Cependant, Yvi ne veut pas retourner à Mérov. Les raisons, dans son esprit, n’en sont pas claires. Elles sont surtout diverses, sans autre rapport entre elles qu’une appréhension diffuse de la jeune femme. Yvi ne tient pas à se trouver immergée dans la famille de Santem, car, pense-t-elle, Lûndor ne sera plus vraiment à elle, ni même son mari. Bien qu’elle n’ait pas gagné l’Archipel, la guerre est aux portes de la Grande Île de Mérode. C’est comme si elle jetait son venin à travers les peuples. Comment la société, toute la société, Terres blanches, Terres noires, Terres bleues, Mérode, n’en serait-elle pas ébranlée dans ses fondations ! Yvi veut en protéger son fils, qu’il puisse se développer dans un monde de paix et de beauté, loin du bruit et des fureurs. Aussi est-elle décidée à convaincre son mari :

— Oramûn, mon chéri, il te suffit d’envoyer un message à ton père. Tu n’as pas besoin de te rendre à Mérov pour lui expliquer la situation.

— Il peut avoir besoin de moi. Songe, Yvi, que, si nous emmenons les jeunes Djaghats jusqu’à cette Terre inconnue ; si, de plus, nous devons les y installer convenablement, de sorte qu’ils puissent fonder une colonie viable, qui sait combien de temps sera nécessaire ? Beaucoup, sans doute. Durant tout ce temps, Lûndor sera séparé de ses cousins, coupé de la société. Probablement n’aurait-il aucun enfant de son âge pour camarade de jeu. Yvi, c’est vraiment une aventure.

La jeune femme ne pouvait que prendre en compte les objections d’Oramûn.

— Au moins, rendons-nous au lac. Allons voir Lob.  Alors, nous verrons plus clair.

Oramûn hésite encore. La décision est si lourde de conséquences… Yvi fit valoir un argument pratique :

— Nous sommes à peine à trois jours du lac. Si maintenant nous allons voir ton père, quand verrons-nous Lob ? Quand viendrons-nous en aide aux jeunes qui nous attendent ? Ils comptent sur nous. A Mérov, tu seras pris dans le tourbillon du conflit. Crois-tu que ton père ne sache se débrouiller seul ?

— D’accord, Yvi. Mais, tu l’as compris, nous serons tout à fait isolés. Aucune liaison téléphonique ou autre ne sera possible. Ici, déjà, nous sommes à la limite…

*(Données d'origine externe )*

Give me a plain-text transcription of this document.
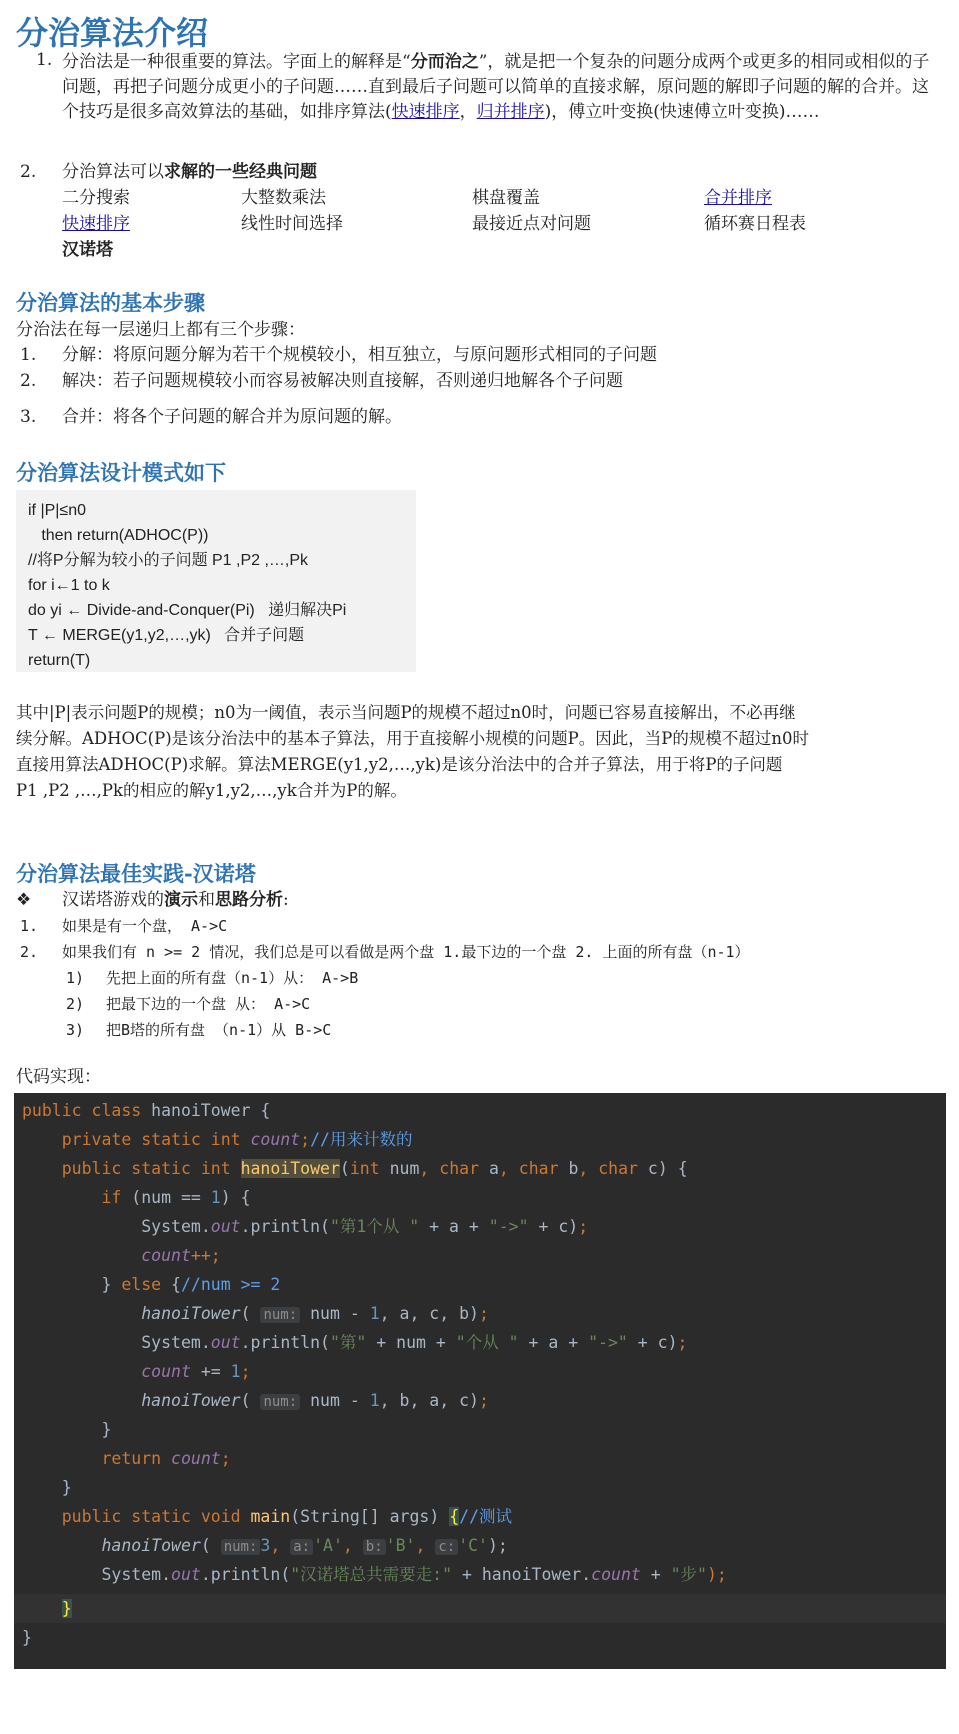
分治算法介绍
1. 分治法是一种很重要的算法。字面上的解释是“分而治之”，就是把一个复杂的问题分成两个或更多的相同或相似的子问题，再把子问题分成更小的子问题……直到最后子问题可以简单的直接求解，原问题的解即子问题的解的合并。这个技巧是很多高效算法的基础，如排序算法(快速排序，归并排序)，傅立叶变换(快速傅立叶变换)……
2. 分治算法可以求解的一些经典问题
二分搜索	大整数乘法	棋盘覆盖	合并排序
快速排序	线性时间选择	最接近点对问题	循环赛日程表
汉诺塔
分治算法的基本步骤
分治法在每一层递归上都有三个步骤：
1. 分解：将原问题分解为若干个规模较小，相互独立，与原问题形式相同的子问题
2. 解决：若子问题规模较小而容易被解决则直接解，否则递归地解各个子问题
3. 合并：将各个子问题的解合并为原问题的解。
分治算法设计模式如下
if |P|≤n0
then return(ADHOC(P))
//将P分解为较小的子问题 P1 ,P2 ,…,Pk
for i←1 to k
do yi ← Divide-and-Conquer(Pi)   递归解决Pi
T ← MERGE(y1,y2,…,yk)   合并子问题
return(T)
其中|P|表示问题P的规模；n0为一阈值，表示当问题P的规模不超过n0时，问题已容易直接解出，不必再继
续分解。ADHOC(P)是该分治法中的基本子算法，用于直接解小规模的问题P。因此，当P的规模不超过n0时
直接用算法ADHOC(P)求解。算法MERGE(y1,y2,…,yk)是该分治法中的合并子算法，用于将P的子问题
P1 ,P2 ,…,Pk的相应的解y1,y2,…,yk合并为P的解。
分治算法最佳实践-汉诺塔
❖ 汉诺塔游戏的演示和思路分析:
1. 如果是有一个盘， A->C
2. 如果我们有 n >= 2 情况，我们总是可以看做是两个盘 1.最下边的一个盘 2. 上面的所有盘（n-1）
1) 先把上面的所有盘（n-1）从： A->B
2) 把最下边的一个盘 从： A->C
3) 把B塔的所有盘 （n-1）从 B->C
代码实现：
public class hanoiTower {
private static int count;//用来计数的
public static int hanoiTower(int num, char a, char b, char c) {
if (num == 1) {
System.out.println("第1个从 " + a + "->" + c);
count++;
} else {//num >= 2
hanoiTower( num: num - 1, a, c, b);
System.out.println("第" + num + "个从 " + a + "->" + c);
count += 1;
hanoiTower( num: num - 1, b, a, c);
}
return count;
}
public static void main(String[] args) {//测试
hanoiTower( num: 3, a: 'A', b: 'B', c: 'C');
System.out.println("汉诺塔总共需要走:" + hanoiTower.count + "步");
}
}
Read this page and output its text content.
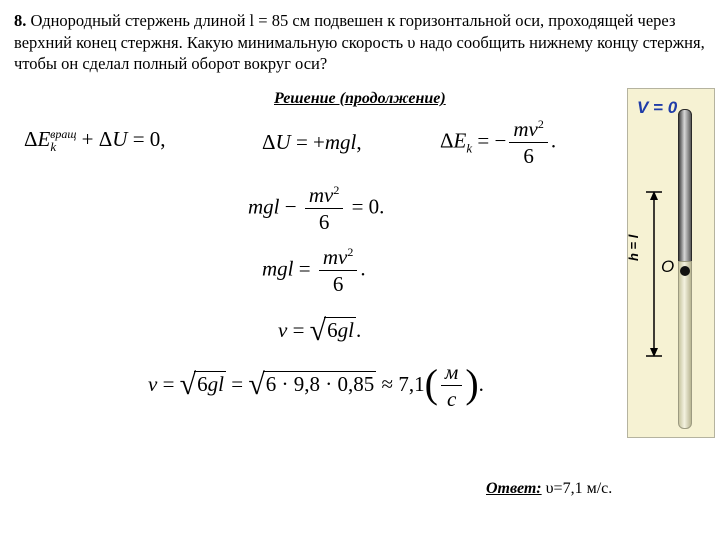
8. Однородный стержень длиной l = 85 см подвешен к горизонтальной оси, проходящей через верхний конец стержня. Какую минимальную скорость υ надо сообщить нижнему концу стержня, чтобы он сделал полный оборот вокруг оси?
Решение (продолжение)
$\Delta E_k^{вращ} + \Delta U = 0$,	ΔU = +mgl,	$\Delta E_k$ = − $\frac{mv^2}{6}$ .
mgl − $\frac{mv^2}{6} = 0$.
mgl = $\frac{mv^2}{6}$ .
v = √6gl.
$v = √6gl = √6 \cdot 9,8 \cdot 0,85 \approx 7,1( \frac{м}{с}$ ).
V = 0
O
h = l
Ответ: υ=7,1 м/с.
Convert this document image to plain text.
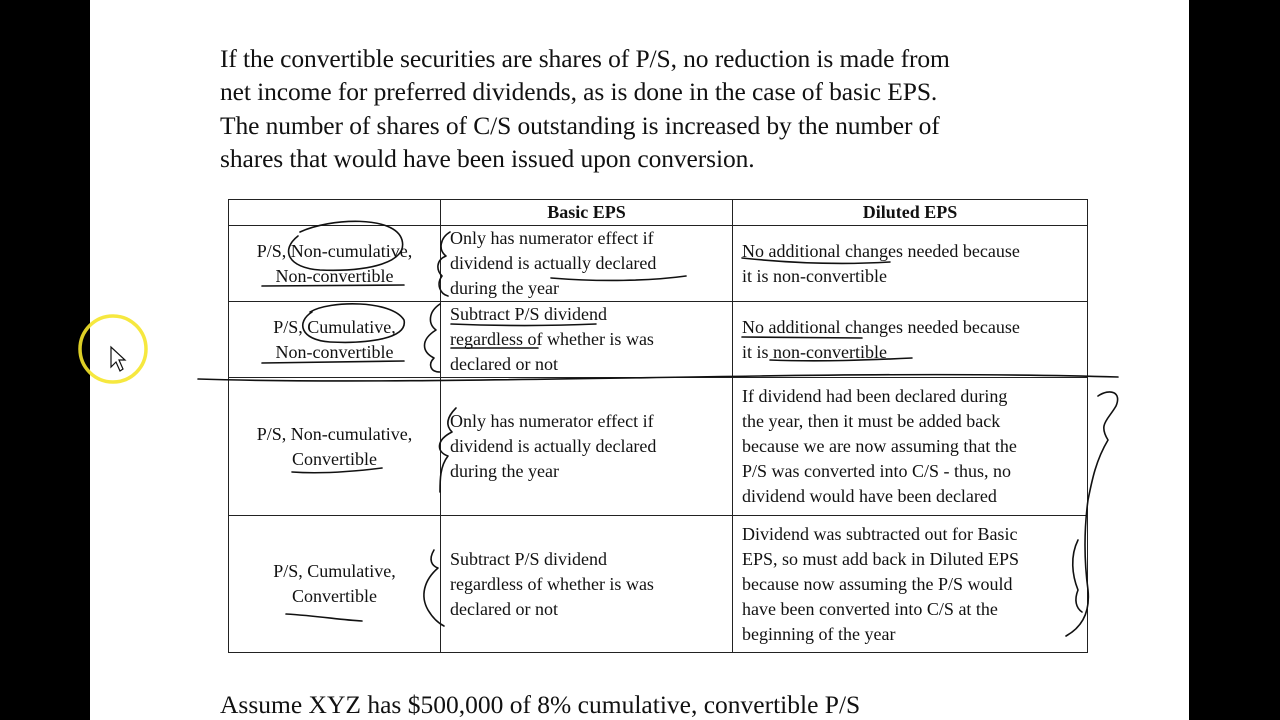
If the convertible securities are shares of P/S, no reduction is made from
net income for preferred dividends, as is done in the case of basic EPS.
The number of shares of C/S outstanding is increased by the number of
shares that would have been issued upon conversion.
	Basic EPS	Diluted EPS

P/S, Non-cumulative,
Non-convertible	Only has numerator effect if
dividend is actually declared
during the year	No additional changes needed because
it is non-convertible

P/S, Cumulative,
Non-convertible	Subtract P/S dividend
regardless of whether is was
declared or not	No additional changes needed because
it is non-convertible

P/S, Non-cumulative,
Convertible	Only has numerator effect if
dividend is actually declared
during the year	If dividend had been declared during
the year, then it must be added back
because we are now assuming that the
P/S was converted into C/S - thus, no
dividend would have been declared

P/S, Cumulative,
Convertible	Subtract P/S dividend
regardless of whether is was
declared or not	Dividend was subtracted out for Basic
EPS, so must add back in Diluted EPS
because now assuming the P/S would
have been converted into C/S at the
beginning of the year
Assume XYZ has $500,000 of 8% cumulative, convertible P/S
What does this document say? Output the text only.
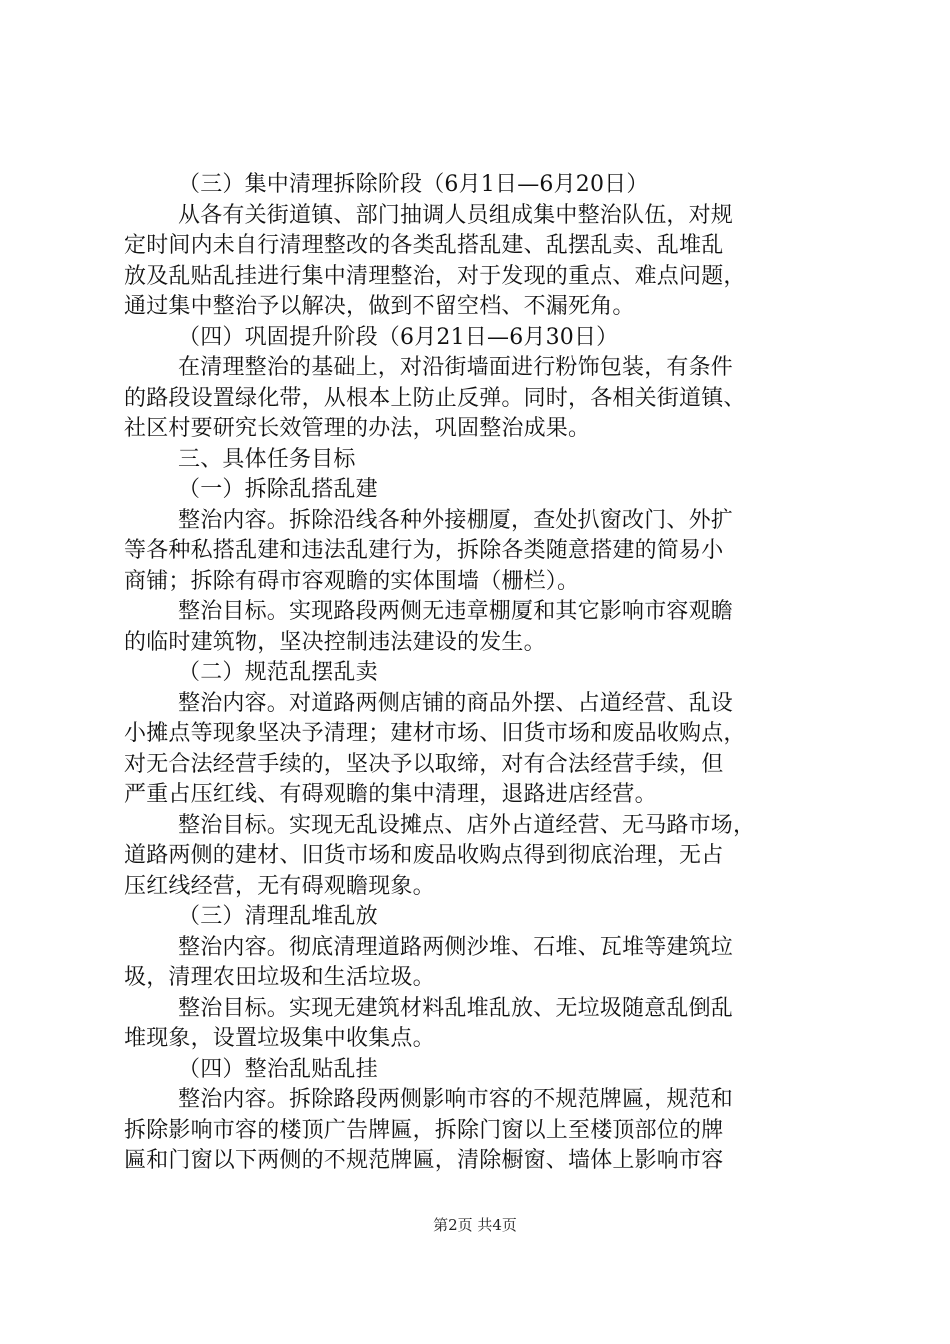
（三）集中清理拆除阶段（6月1日—6月20日）
从各有关街道镇、部门抽调人员组成集中整治队伍，对规
定时间内未自行清理整改的各类乱搭乱建、乱摆乱卖、乱堆乱
放及乱贴乱挂进行集中清理整治，对于发现的重点、难点问题，
通过集中整治予以解决，做到不留空档、不漏死角。
（四）巩固提升阶段（6月21日—6月30日）
在清理整治的基础上，对沿街墙面进行粉饰包装，有条件
的路段设置绿化带，从根本上防止反弹。同时，各相关街道镇、
社区村要研究长效管理的办法，巩固整治成果。
三、具体任务目标
（一）拆除乱搭乱建
整治内容。拆除沿线各种外接棚厦，查处扒窗改门、外扩
等各种私搭乱建和违法乱建行为，拆除各类随意搭建的简易小
商铺；拆除有碍市容观瞻的实体围墙（栅栏）。
整治目标。实现路段两侧无违章棚厦和其它影响市容观瞻
的临时建筑物，坚决控制违法建设的发生。
（二）规范乱摆乱卖
整治内容。对道路两侧店铺的商品外摆、占道经营、乱设
小摊点等现象坚决予清理；建材市场、旧货市场和废品收购点，
对无合法经营手续的，坚决予以取缔，对有合法经营手续，但
严重占压红线、有碍观瞻的集中清理，退路进店经营。
整治目标。实现无乱设摊点、店外占道经营、无马路市场，
道路两侧的建材、旧货市场和废品收购点得到彻底治理，无占
压红线经营，无有碍观瞻现象。
（三）清理乱堆乱放
整治内容。彻底清理道路两侧沙堆、石堆、瓦堆等建筑垃
圾，清理农田垃圾和生活垃圾。
整治目标。实现无建筑材料乱堆乱放、无垃圾随意乱倒乱
堆现象，设置垃圾集中收集点。
（四）整治乱贴乱挂
整治内容。拆除路段两侧影响市容的不规范牌匾，规范和
拆除影响市容的楼顶广告牌匾，拆除门窗以上至楼顶部位的牌
匾和门窗以下两侧的不规范牌匾，清除橱窗、墙体上影响市容
第2页 共4页
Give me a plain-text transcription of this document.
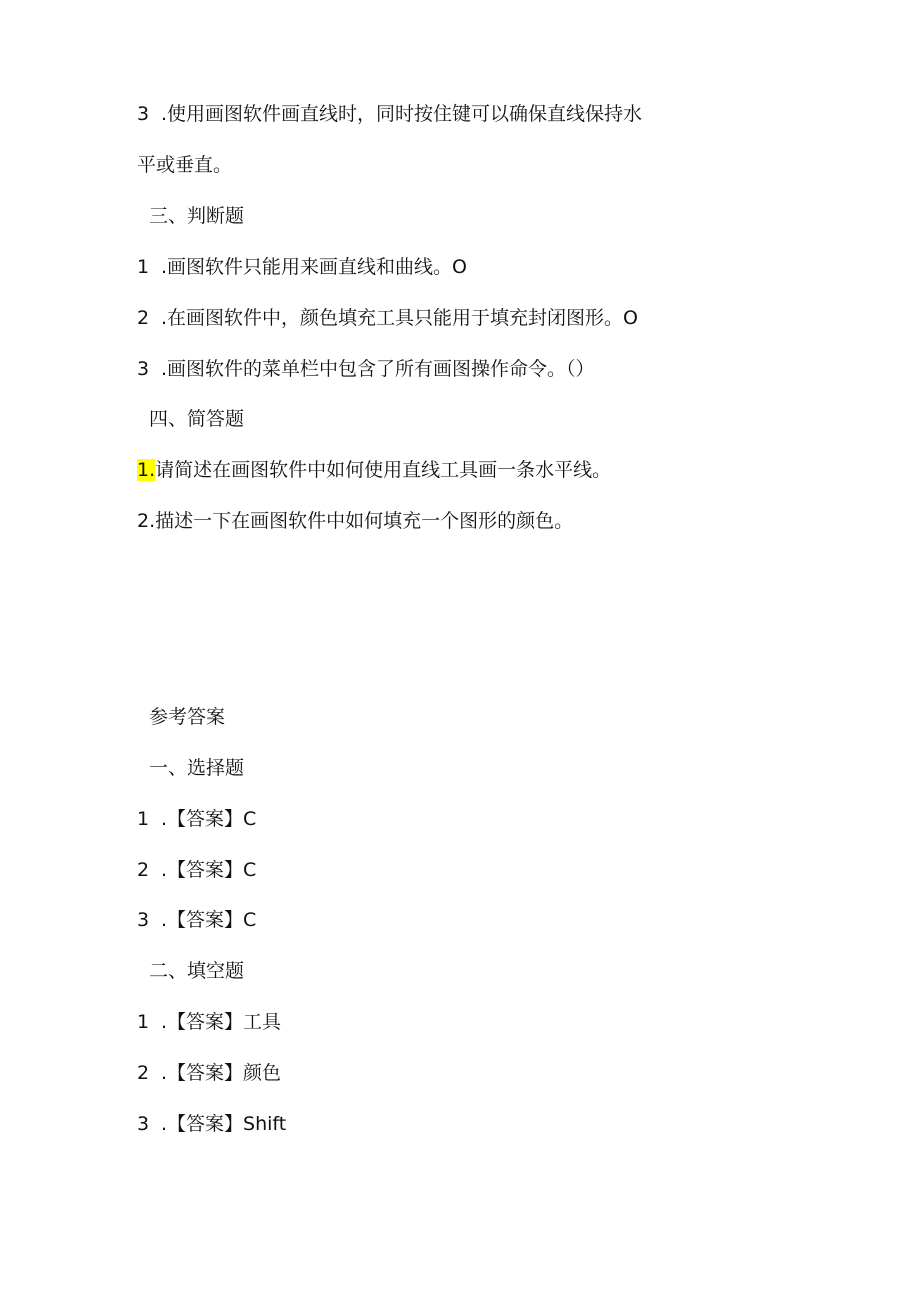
3 .使用画图软件画直线时，同时按住键可以确保直线保持水
平或垂直。
三、判断题
1 .画图软件只能用来画直线和曲线。O
2 .在画图软件中，颜色填充工具只能用于填充封闭图形。O
3 .画图软件的菜单栏中包含了所有画图操作命令。（）
四、简答题
1.请简述在画图软件中如何使用直线工具画一条水平线。
2.描述一下在画图软件中如何填充一个图形的颜色。
参考答案
一、选择题
1 .【答案】C
2 .【答案】C
3 .【答案】C
二、填空题
1 .【答案】工具
2 .【答案】颜色
3 .【答案】Shift
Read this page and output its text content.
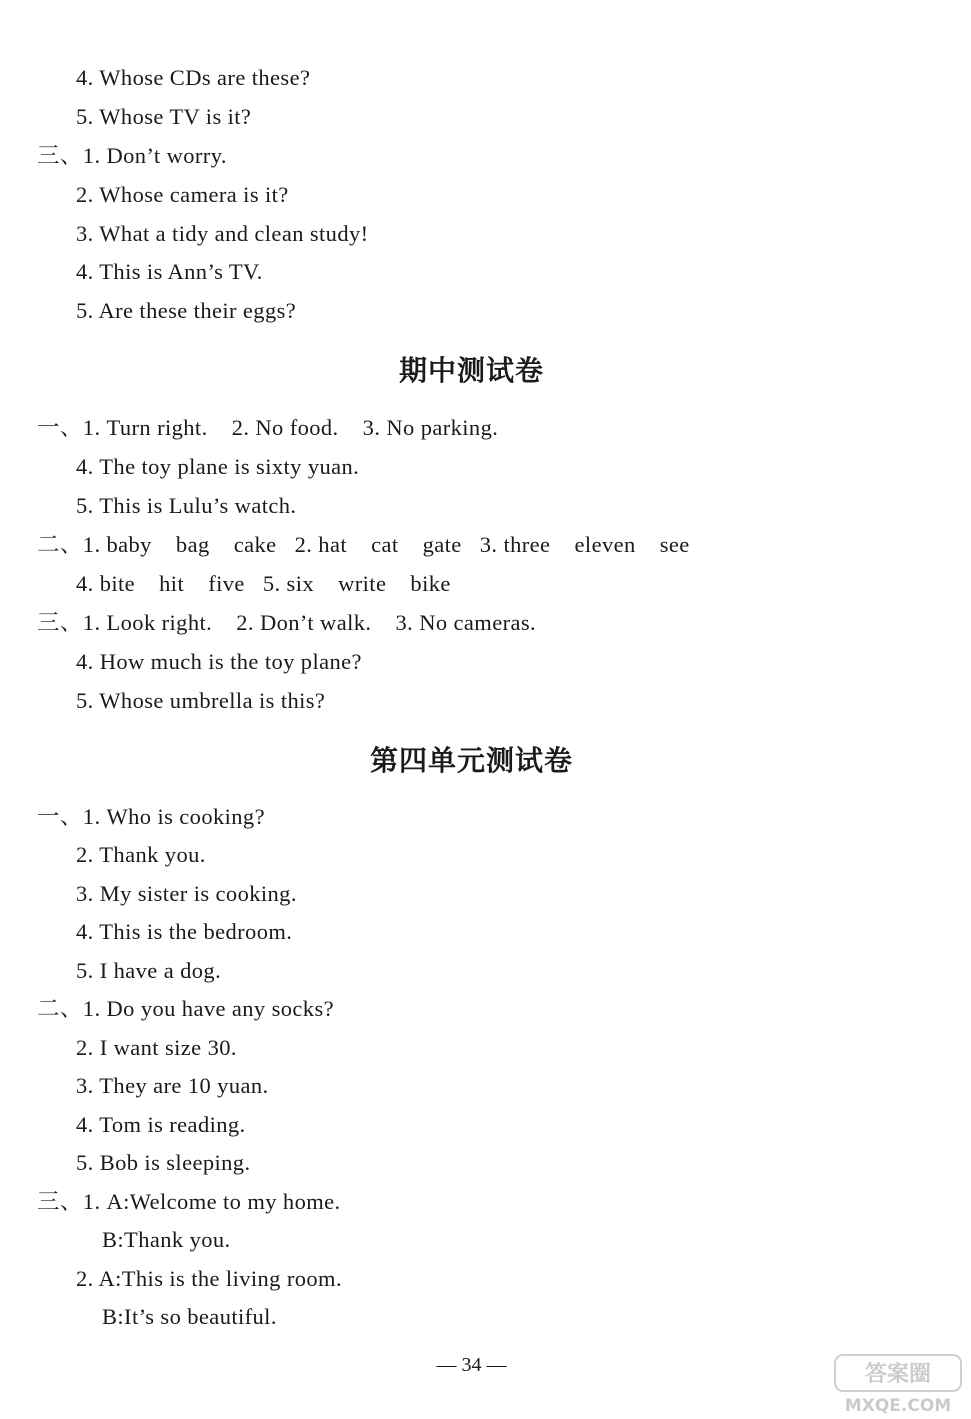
4. Whose CDs are these?
5. Whose TV is it?
三、1. Don’t worry.
2. Whose camera is it?
3. What a tidy and clean study!
4. This is Ann’s TV.
5. Are these their eggs?
期中测试卷
一、1. Turn right.    2. No food.    3. No parking.
4. The toy plane is sixty yuan.
5. This is Lulu’s watch.
二、1. baby    bag    cake   2. hat    cat    gate   3. three    eleven    see
4. bite    hit    five   5. six    write    bike
三、1. Look right.    2. Don’t walk.    3. No cameras.
4. How much is the toy plane?
5. Whose umbrella is this?
第四单元测试卷
一、1. Who is cooking?
2. Thank you.
3. My sister is cooking.
4. This is the bedroom.
5. I have a dog.
二、1. Do you have any socks?
2. I want size 30.
3. They are 10 yuan.
4. Tom is reading.
5. Bob is sleeping.
三、1. A:Welcome to my home.
B:Thank you.
2. A:This is the living room.
B:It’s so beautiful.
— 34 —	答案圈
MXQE.COM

— J’ai compris, Oramûn. J’essaie de bien mesurer les conséquences : pour les tiens, à Mérov, pour toi, pour Lûndor, bien sûr. Je considère en même temps les attentes, du côté de ces orphelins. Et puis, je fais confiance à la clairvoyance de Lob. Il nous a désignés pour une mission… Encore une fois, je t’en prie, allons au moins le voir !

Oramûn aurait aimé laisser la nuit porter conseil. Mais sans une réponse maintenant, sa femme n’eût pas fermé l’œil. Il se résolut à partir dès le lendemain matin pour le lac de Lob. Face au visage levé vers lui il n’eut pas à parler pour qu’Yvi sache qu’elle avait emporté la décision.